The importance of rainy day fund vigilance is confirmed through recent research published by the Mercatus Center at George Mason University. David Mitchell and Dean Stansel find that state fiscal crises aren’t caused by economic factors like unemployment or market crashes, but by poor planning and “boom-time” spending by politicians. Robust rainy day funds and spending caution during expansions mean less fiscal stress in state budgets during the inevitable market fluctuations that can take a bite out of tax collections. As long as West Virginia sticks with the same discipline it’s shown since establishing the rainy day fund in 1994, the state is more likely to ride out fluctuating energy markets.

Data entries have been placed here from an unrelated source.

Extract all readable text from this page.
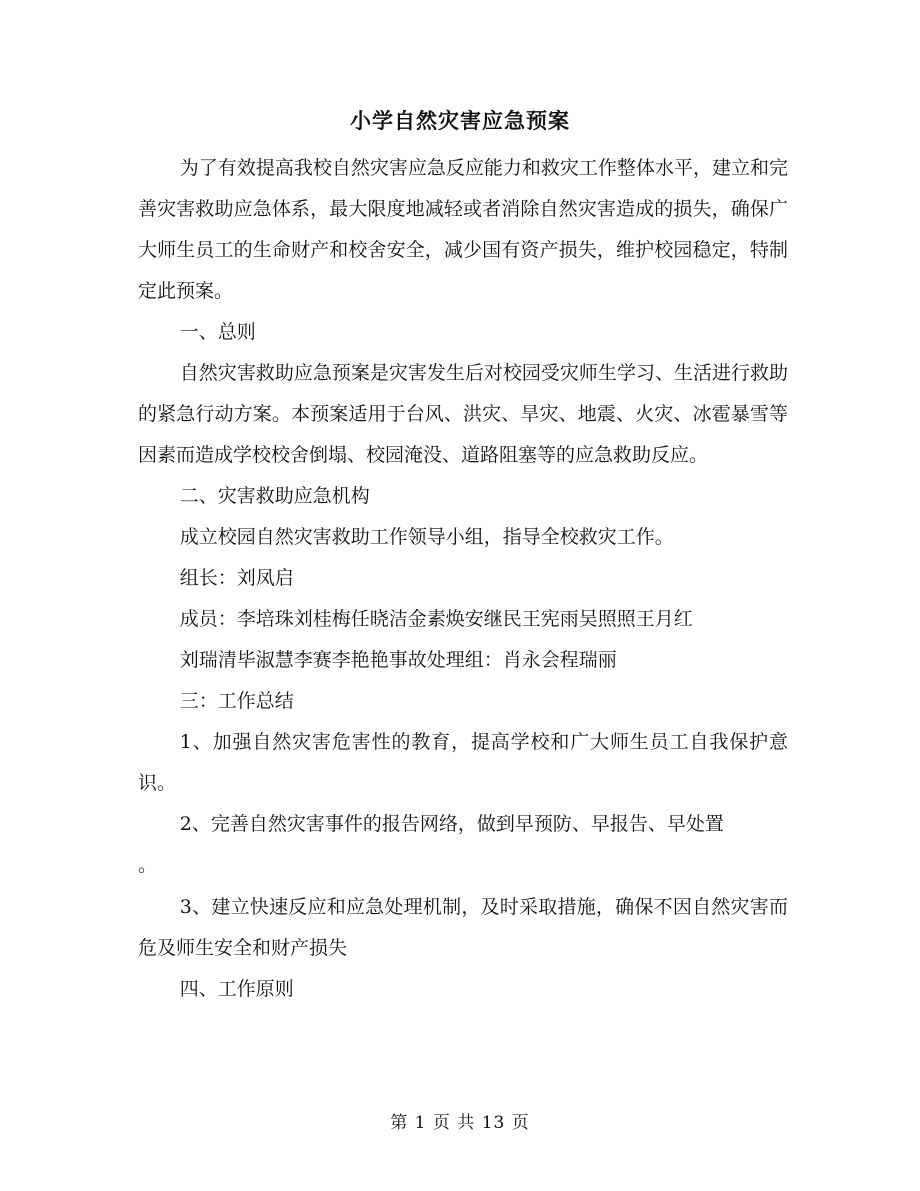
小学自然灾害应急预案

为了有效提高我校自然灾害应急反应能力和救灾工作整体水平，建立和完善灾害救助应急体系，最大限度地减轻或者消除自然灾害造成的损失，确保广大师生员工的生命财产和校舍安全，减少国有资产损失，维护校园稳定，特制定此预案。

一、总则

自然灾害救助应急预案是灾害发生后对校园受灾师生学习、生活进行救助的紧急行动方案。本预案适用于台风、洪灾、旱灾、地震、火灾、冰雹暴雪等因素而造成学校校舍倒塌、校园淹没、道路阻塞等的应急救助反应。

二、灾害救助应急机构

成立校园自然灾害救助工作领导小组，指导全校救灾工作。

组长：刘凤启

成员：李培珠刘桂梅任晓洁金素焕安继民王宪雨吴照照王月红

刘瑞清毕淑慧李赛李艳艳事故处理组：肖永会程瑞丽

三：工作总结

1、加强自然灾害危害性的教育，提高学校和广大师生员工自我保护意识。

2、完善自然灾害事件的报告网络，做到早预防、早报告、早处置

。

3、建立快速反应和应急处理机制，及时采取措施，确保不因自然灾害而危及师生安全和财产损失

四、工作原则

第 1 页 共 13 页
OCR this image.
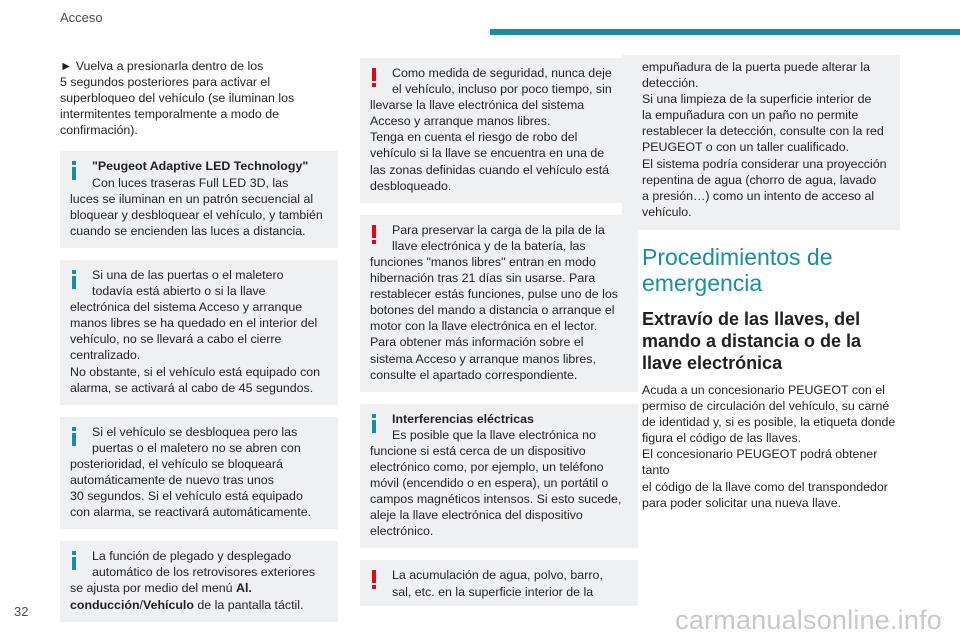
Acceso

► Vuelva a presionarla dentro de los
5 segundos posteriores para activar el
superbloqueo del vehículo (se iluminan los
intermitentes temporalmente a modo de
confirmación).

"Peugeot Adaptive LED Technology"
Con luces traseras Full LED 3D, las
luces se iluminan en un patrón secuencial al
bloquear y desbloquear el vehículo, y también
cuando se encienden las luces a distancia.
Si una de las puertas o el maletero
todavía está abierto o si la llave
electrónica del sistema Acceso y arranque
manos libres se ha quedado en el interior del
vehículo, no se llevará a cabo el cierre
centralizado.
No obstante, si el vehículo está equipado con
alarma, se activará al cabo de 45 segundos.
Si el vehículo se desbloquea pero las
puertas o el maletero no se abren con
posterioridad, el vehículo se bloqueará
automáticamente de nuevo tras unos
30 segundos. Si el vehículo está equipado
con alarma, se reactivará automáticamente.
La función de plegado y desplegado
automático de los retrovisores exteriores
se ajusta por medio del menú Al.
conducción/Vehículo de la pantalla táctil.
Como medida de seguridad, nunca deje
el vehículo, incluso por poco tiempo, sin
llevarse la llave electrónica del sistema
Acceso y arranque manos libres.
Tenga en cuenta el riesgo de robo del
vehículo si la llave se encuentra en una de
las zonas definidas cuando el vehículo está
desbloqueado.
Para preservar la carga de la pila de la
llave electrónica y de la batería, las
funciones "manos libres" entran en modo
hibernación tras 21 días sin usarse. Para
restablecer estás funciones, pulse uno de los
botones del mando a distancia o arranque el
motor con la llave electrónica en el lector.
Para obtener más información sobre el
sistema Acceso y arranque manos libres,
consulte el apartado correspondiente.
Interferencias eléctricas
Es posible que la llave electrónica no
funcione si está cerca de un dispositivo
electrónico como, por ejemplo, un teléfono
móvil (encendido o en espera), un portátil o
campos magnéticos intensos. Si esto sucede,
aleje la llave electrónica del dispositivo
electrónico.
La acumulación de agua, polvo, barro,
sal, etc. en la superficie interior de la
empuñadura de la puerta puede alterar la
detección.
Si una limpieza de la superficie interior de
la empuñadura con un paño no permite
restablecer la detección, consulte con la red
PEUGEOT o con un taller cualificado.
El sistema podría considerar una proyección
repentina de agua (chorro de agua, lavado
a presión…) como un intento de acceso al
vehículo.
Procedimientos de
emergencia
Extravío de las llaves, del
mando a distancia o de la
llave electrónica
Acuda a un concesionario PEUGEOT con el
permiso de circulación del vehículo, su carné
de identidad y, si es posible, la etiqueta donde
figura el código de las llaves.
El concesionario PEUGEOT podrá obtener tanto
el código de la llave como del transpondedor
para poder solicitar una nueva llave.
32	carmanualsonline.info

On pension liabilities the news is more sobering, requiring better budgeting and more accurate accounting. Unlike some states, West Virginia has shown discipline in confronting deeply underfunded public sector pension plans by making regular payments rather than skipping them. The three largest plans for public employees (PERS), teachers (TRS) and the State Police Death and Disability Fund (SPDDRS) report funding levels of 77.6 percent, 53 percent and 72 percent respectively — an improvement from 13 years ago, when TRS and SPDDRS were treading water at only 19 percent and 21.9 percent funded.

Unfortunately, these self-reported numbers place the state in the most favorable light possible, and don’t reflect reality. Due to flawed accounting standards affecting all U.S. public sector pensions, West Virginia’s pension liabilities are actually three times larger than current government estimates. According to my forthcoming research, West Virginia’s total unfunded pension liability is $19 billion. That’s about 35 percent of West Virginians’ total personal income.

While the switch to a defined contribution plan for teachers proved unpopular in 1990s, the state might reconsider it. Give employees an option for their retirement savings and protect the taxpayers from growing long-term liabilities. The first step toward stabilizing workers’ retirement benefits is for policymakers and the public to have a look at the real numbers. Value the pensions as though they are guaranteed to be paid (like a bond), and then determine the level of contributions needed to meet these obligations.

West Virginia has a good track record of tackling hard fiscal truths — from economic shocks and budget gaps to health care liabilities. And that needs to continue. An underfunded pension system can quickly become a major problem during economic downturns. To avoid the fate of other states West Virginia has a chance to become a leader in pension reform and an example of how fiscal discipline is the best preparation against economic uncertainty.